Here is my jam - sorry I don't know how to make the pic expandable.
 

Fleece's Nectarine Jam  :yum:
 
3lb nectarines ( 12 fruit)
half a pint of water
3 lb sugar
tbsp lemon juice
a drip of cooking oil
 
Wash the fruit, cut in half and remove the stones.
Crack the stones to remove the kernels - this is not easy.  My kitchen nutcracker didn't touch them, my brass alligator nutcracker ( ::) ) didn't touch them, and eventually my OH with a hammer managed the job.  Blanch the kernels as you would almonds and pop off the brown skins.  Chop and add to the jam.
 
Chop up the fruit and bring to the boil in the water.  Some recipes recommend the fruit is skinned but it really doesn't need it.  Simmer until the fruit is cooked and the volume has reduced by one third.
 
My recipe ( for apricots) says to check for pectin but I didn't - I should have though  :-[
 
Remove the pan from the heat, add the sugar about half a pound at a time, stir til dissolved ie no crunchy sounds.

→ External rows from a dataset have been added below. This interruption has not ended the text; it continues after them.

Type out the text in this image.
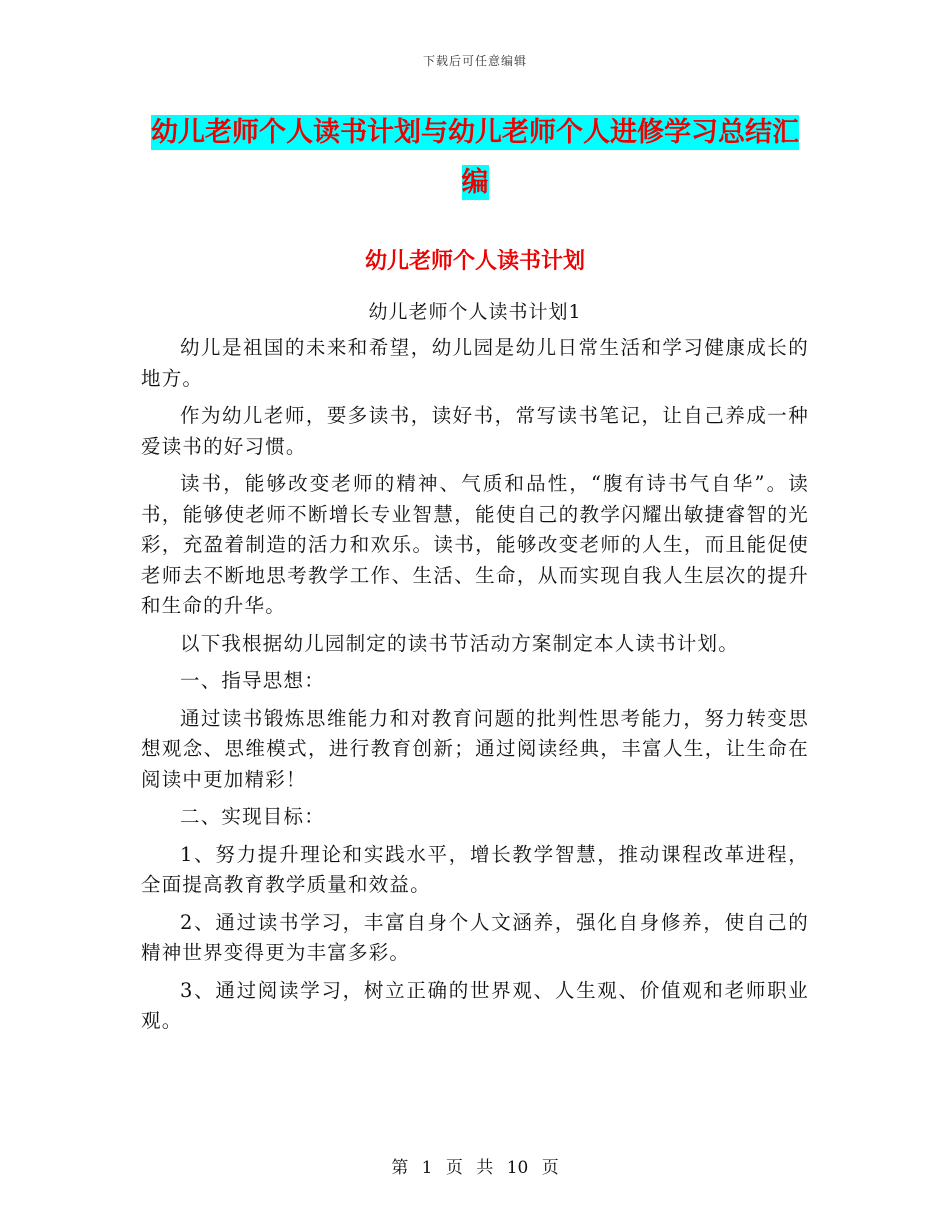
下载后可任意编辑
幼儿老师个人读书计划与幼儿老师个人进修学习总结汇编
幼儿老师个人读书计划
幼儿老师个人读书计划1

幼儿是祖国的未来和希望，幼儿园是幼儿日常生活和学习健康成长的地方。

作为幼儿老师，要多读书，读好书，常写读书笔记，让自己养成一种爱读书的好习惯。

读书，能够改变老师的精神、气质和品性，“腹有诗书气自华”。读书，能够使老师不断增长专业智慧，能使自己的教学闪耀出敏捷睿智的光彩，充盈着制造的活力和欢乐。读书，能够改变老师的人生，而且能促使老师去不断地思考教学工作、生活、生命，从而实现自我人生层次的提升和生命的升华。

以下我根据幼儿园制定的读书节活动方案制定本人读书计划。

一、指导思想：

通过读书锻炼思维能力和对教育问题的批判性思考能力，努力转变思想观念、思维模式，进行教育创新；通过阅读经典，丰富人生，让生命在阅读中更加精彩！

二、实现目标：

1、努力提升理论和实践水平，增长教学智慧，推动课程改革进程，全面提高教育教学质量和效益。

2、通过读书学习，丰富自身个人文涵养，强化自身修养，使自己的精神世界变得更为丰富多彩。

3、通过阅读学习，树立正确的世界观、人生观、价值观和老师职业观。

第 1 页 共 10 页
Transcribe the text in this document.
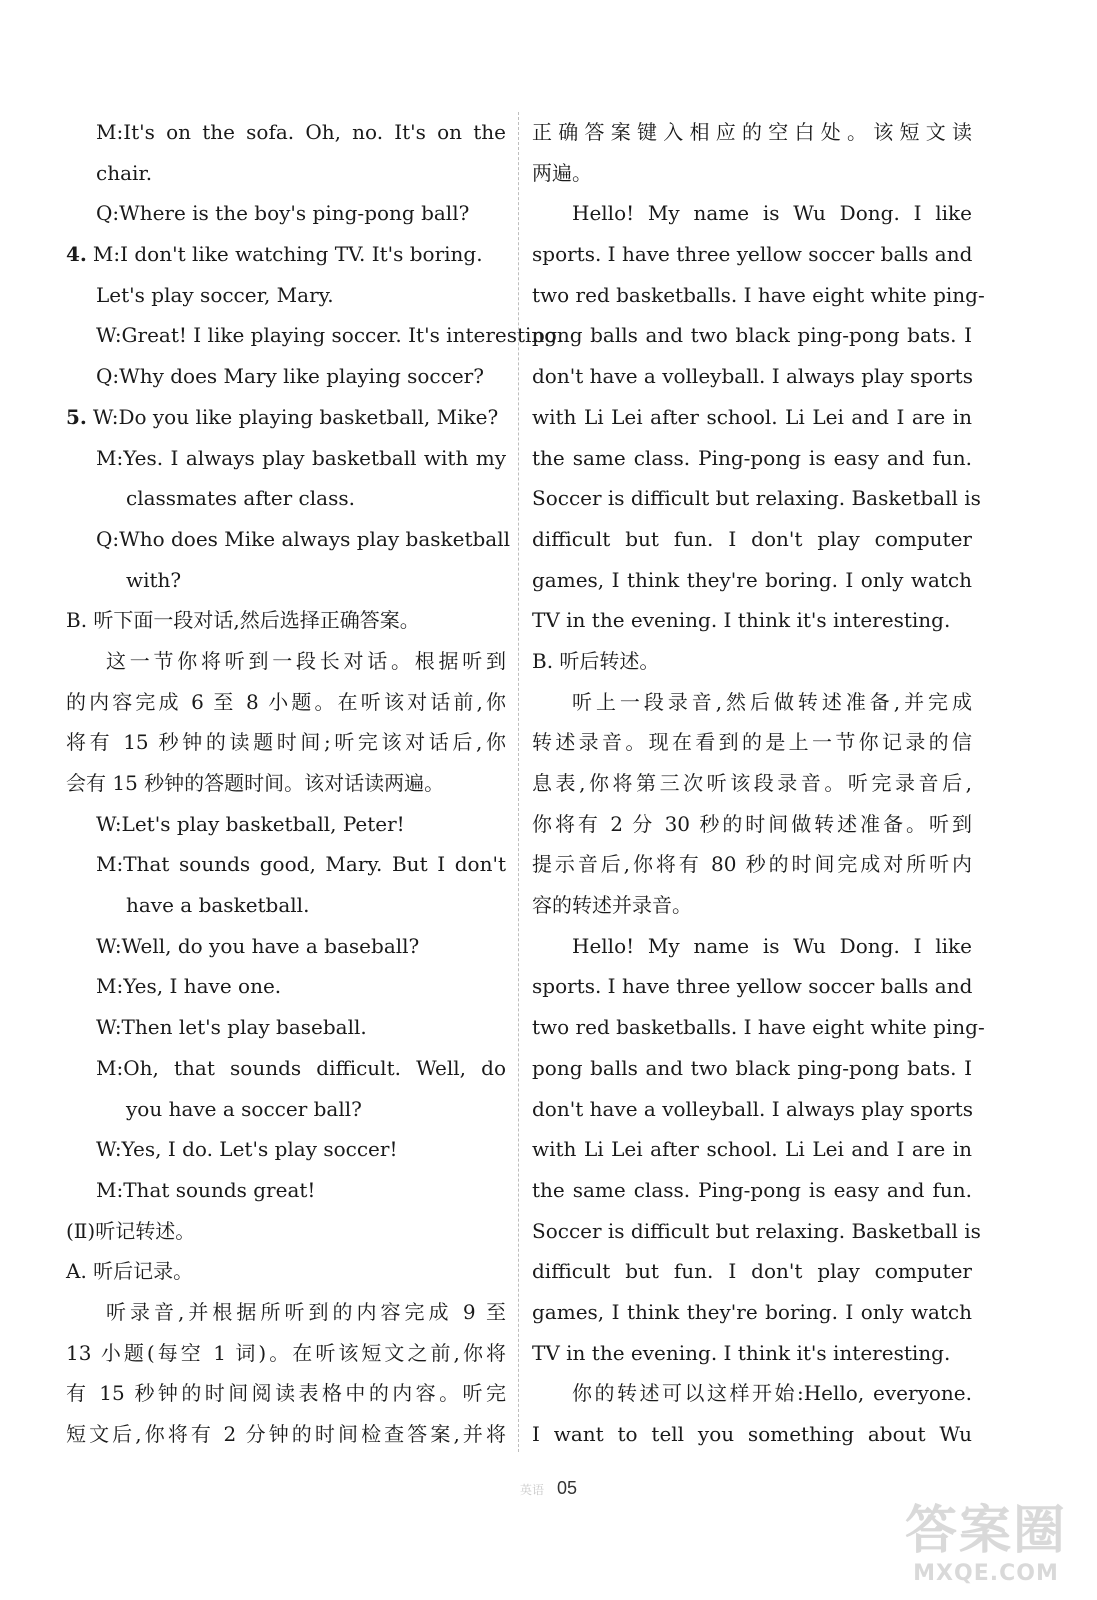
M:It's on the sofa. Oh, no. It's on the
chair.
Q:Where is the boy's ping-pong ball?
4. M:I don't like watching TV. It's boring.
Let's play soccer, Mary.
W:Great! I like playing soccer. It's interesting.
Q:Why does Mary like playing soccer?
5. W:Do you like playing basketball, Mike?
M:Yes. I always play basketball with my
classmates after class.
Q:Who does Mike always play basketball
with?
B. 听下面一段对话,然后选择正确答案。
这一节你将听到一段长对话。根据听到
的内容完成 6 至 8 小题。在听该对话前,你
将有 15 秒钟的读题时间;听完该对话后,你
会有 15 秒钟的答题时间。该对话读两遍。
W:Let's play basketball, Peter!
M:That sounds good, Mary. But I don't
have a basketball.
W:Well, do you have a baseball?
M:Yes, I have one.
W:Then let's play baseball.
M:Oh, that sounds difficult. Well, do
you have a soccer ball?
W:Yes, I do. Let's play soccer!
M:That sounds great!
(Ⅱ)听记转述。
A. 听后记录。
听录音,并根据所听到的内容完成 9 至
13 小题(每空 1 词)。在听该短文之前,你将
有 15 秒钟的时间阅读表格中的内容。听完
短文后,你将有 2 分钟的时间检查答案,并将
正确答案键入相应的空白处。该短文读
两遍。
Hello! My name is Wu Dong. I like
sports. I have three yellow soccer balls and
two red basketballs. I have eight white ping-
pong balls and two black ping-pong bats. I
don't have a volleyball. I always play sports
with Li Lei after school. Li Lei and I are in
the same class. Ping-pong is easy and fun.
Soccer is difficult but relaxing. Basketball is
difficult but fun. I don't play computer
games, I think they're boring. I only watch
TV in the evening. I think it's interesting.
B. 听后转述。
听上一段录音,然后做转述准备,并完成
转述录音。现在看到的是上一节你记录的信
息表,你将第三次听该段录音。听完录音后,
你将有 2 分 30 秒的时间做转述准备。听到
提示音后,你将有 80 秒的时间完成对所听内
容的转述并录音。
Hello! My name is Wu Dong. I like
sports. I have three yellow soccer balls and
two red basketballs. I have eight white ping-
pong balls and two black ping-pong bats. I
don't have a volleyball. I always play sports
with Li Lei after school. Li Lei and I are in
the same class. Ping-pong is easy and fun.
Soccer is difficult but relaxing. Basketball is
difficult but fun. I don't play computer
games, I think they're boring. I only watch
TV in the evening. I think it's interesting.
你的转述可以这样开始:Hello, everyone.
I want to tell you something about Wu
英语 05
答案圈
MXQE.COM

Add a drip of your usual cooking oil - I use olive oil.  It only needs to be a drop, enough to cover the surface one angstrom (molecule) thick to prevent scummy froth forming.  Bring to a 'rolling boil', stir occasionally and test for setting when the bubbles start to thicken.  Once setting point is reached, remove from the heat and leave to stand for a couple of minutes while you get the warm jars in position, then stir the jam and pot up.  Cover immediately with a waxed disc and a lid.
 
Yield should be 5 lb jam per 3 lb sugar used and I did get the correct yield.  However, the jam is very slightly runny so could have done with some pectin, a pint of crab apple juice plus another 1 lb of sugar, or some apples and the appropriate amount of sugar.  This would help with setting and the apples would add a degree of tartness which is missing.
The jam is quite sweet and has a slight flowery taste, ideal for use in cakes  :hungry:
« Last Edit: September 08, 2012, 08:09:22 pm by Fleecewife »
www.scothebs.co.uk

Do something today that your future self will thank you for - plant a tree

Draco dormiens nunquam titillandus - let sleeping dragons lie

Bionic

  • Joined Dec 2010
  • Talley, Carmarthenshire
Re: Making nectarine jam
« Reply #8 on: September 08, 2012, 09:18:12 pm »
It looks lovely and such a nice colour  :thumbsup:
Sally
Life is like a bowl of cherries, mostly yummy but some dodgy bits

luckylady

  • Joined Aug 2009
  • Yorkshire
Re: Making nectarine jam
« Reply #9 on: September 08, 2012, 09:42:44 pm »
 :yum:  looks like a resounding success.  :thumbsup:
Doing that swan thing - cool and calm on the surface but paddling like crazy beneath.

SmallTimeSmallholder

  • Joined Dec 2011
  • South East
Re: Making nectarine jam
« Reply #10 on: September 10, 2012, 08:44:49 pm »
Hi Fleecewife,
I'm glad you found a recipe for nectarine jam- what a good idea, I might use that one myself!  :eyelashes:
The reason you would boil a jar after preserving is to extend the life of your preserve. In my humble opinion, it is not necessary for jam, but some chutneys or sauces would benefit from the treatment (heat seal) as it extends the life from approximately 6 months to 2 years, depending on what you're making.